Kolektif hareketler için iktidar yürüyüşünde en önemli eylem propagandadır.

 Maalesef siyasi hareketler propagandayı yalan ve iftiradan ibaret zannediyorlar.

Ve bu düşüncelerinin arkasındaki niyet ise halkı küçük görmekten ileri gelmektedir. Halkın gerçekleri göremeyeceğini düşünüyorlar.

Ancak kara propagandalar genellikle ters tepmektedir.

 Hiçbir felsefi alt yapısı olmayan ahlaki hiçbir erdeme sahip olmayan bu hareketler topluma mal olamadıkları için kaybolmaya mahkûmdurlar.

Bunlar işine geldiği zaman bilir işine gelmediğini bilmezler.
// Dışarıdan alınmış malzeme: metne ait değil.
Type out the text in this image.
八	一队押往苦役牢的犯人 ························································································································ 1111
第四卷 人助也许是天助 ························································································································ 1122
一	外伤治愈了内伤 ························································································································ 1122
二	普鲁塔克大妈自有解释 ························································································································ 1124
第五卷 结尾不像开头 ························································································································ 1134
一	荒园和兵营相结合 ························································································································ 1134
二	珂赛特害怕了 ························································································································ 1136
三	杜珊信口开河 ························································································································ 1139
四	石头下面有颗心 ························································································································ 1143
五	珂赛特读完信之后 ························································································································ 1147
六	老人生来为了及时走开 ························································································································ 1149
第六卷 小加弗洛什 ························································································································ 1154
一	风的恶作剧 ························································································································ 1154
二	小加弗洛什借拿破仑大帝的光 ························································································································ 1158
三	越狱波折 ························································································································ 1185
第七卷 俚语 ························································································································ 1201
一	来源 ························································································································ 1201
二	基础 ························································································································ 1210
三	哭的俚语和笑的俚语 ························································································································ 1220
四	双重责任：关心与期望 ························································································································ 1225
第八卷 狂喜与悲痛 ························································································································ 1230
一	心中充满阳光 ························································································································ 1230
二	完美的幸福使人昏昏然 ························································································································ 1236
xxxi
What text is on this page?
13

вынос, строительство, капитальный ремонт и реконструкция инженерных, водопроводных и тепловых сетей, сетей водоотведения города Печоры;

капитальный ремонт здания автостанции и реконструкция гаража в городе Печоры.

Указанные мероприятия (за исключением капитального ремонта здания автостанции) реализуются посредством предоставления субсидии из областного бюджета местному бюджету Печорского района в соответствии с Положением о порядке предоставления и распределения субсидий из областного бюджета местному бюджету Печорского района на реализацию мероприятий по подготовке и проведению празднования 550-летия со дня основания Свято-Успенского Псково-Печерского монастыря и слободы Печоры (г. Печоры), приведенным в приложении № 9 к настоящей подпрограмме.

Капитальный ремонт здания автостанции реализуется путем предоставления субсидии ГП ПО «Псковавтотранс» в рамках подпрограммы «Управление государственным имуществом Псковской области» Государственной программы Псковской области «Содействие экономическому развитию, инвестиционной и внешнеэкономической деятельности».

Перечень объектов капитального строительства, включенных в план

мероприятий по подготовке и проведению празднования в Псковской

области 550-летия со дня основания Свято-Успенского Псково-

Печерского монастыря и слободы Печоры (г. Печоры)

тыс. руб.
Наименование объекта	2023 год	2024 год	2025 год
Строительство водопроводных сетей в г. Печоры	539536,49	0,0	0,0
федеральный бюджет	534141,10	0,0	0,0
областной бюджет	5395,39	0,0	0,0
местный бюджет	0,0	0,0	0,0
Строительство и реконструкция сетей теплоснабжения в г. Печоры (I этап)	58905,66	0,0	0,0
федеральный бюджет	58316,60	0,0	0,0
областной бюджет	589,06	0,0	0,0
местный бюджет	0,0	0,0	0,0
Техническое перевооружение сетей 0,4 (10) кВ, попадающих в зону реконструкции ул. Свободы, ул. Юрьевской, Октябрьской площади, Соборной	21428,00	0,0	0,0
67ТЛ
Bir taraftan da ince düşünülmüş yalanları sıralarken, bir taraftan gerçekleri de sonuna kadar iliklerinde hissederler.

Çelişkilerini bilerek kendi söyledikleri yalanlara kendileri de inanmadan yine de doğruluğunu savunurlar.

Mantıklı insanlara mantıkla seslenirler. Ahlaksız oldukları halde başkalarını ahlaka davet ederler.

Tam demokrasinin imkansız olduğunu söylerler. Bir taraftan da kendi partilerinin tam demokrasinin gerçek koruyucusu olduğunu savunurlar. İşine geldiğini unutur işine geleni hatırlarlar.

Sonra birden yeniden unutuverirler en önemlisi de, aynı işlemi, işlemin kendisine de uygularlar.

 Bu hareketlerin propagandaları rakip olarak gördükleri hareketlerin her türlü iyi ve erdemli hareketlerini gözden düşürmek.

Siyasal hareketin başındaki liderlerin varsa başarılarını küçük göstermeye çalışmaktır. Ve böylelikle akıl ve basiretlerini toplumun gözünde şüpheli hale getirmeye çalışmaktadırlar.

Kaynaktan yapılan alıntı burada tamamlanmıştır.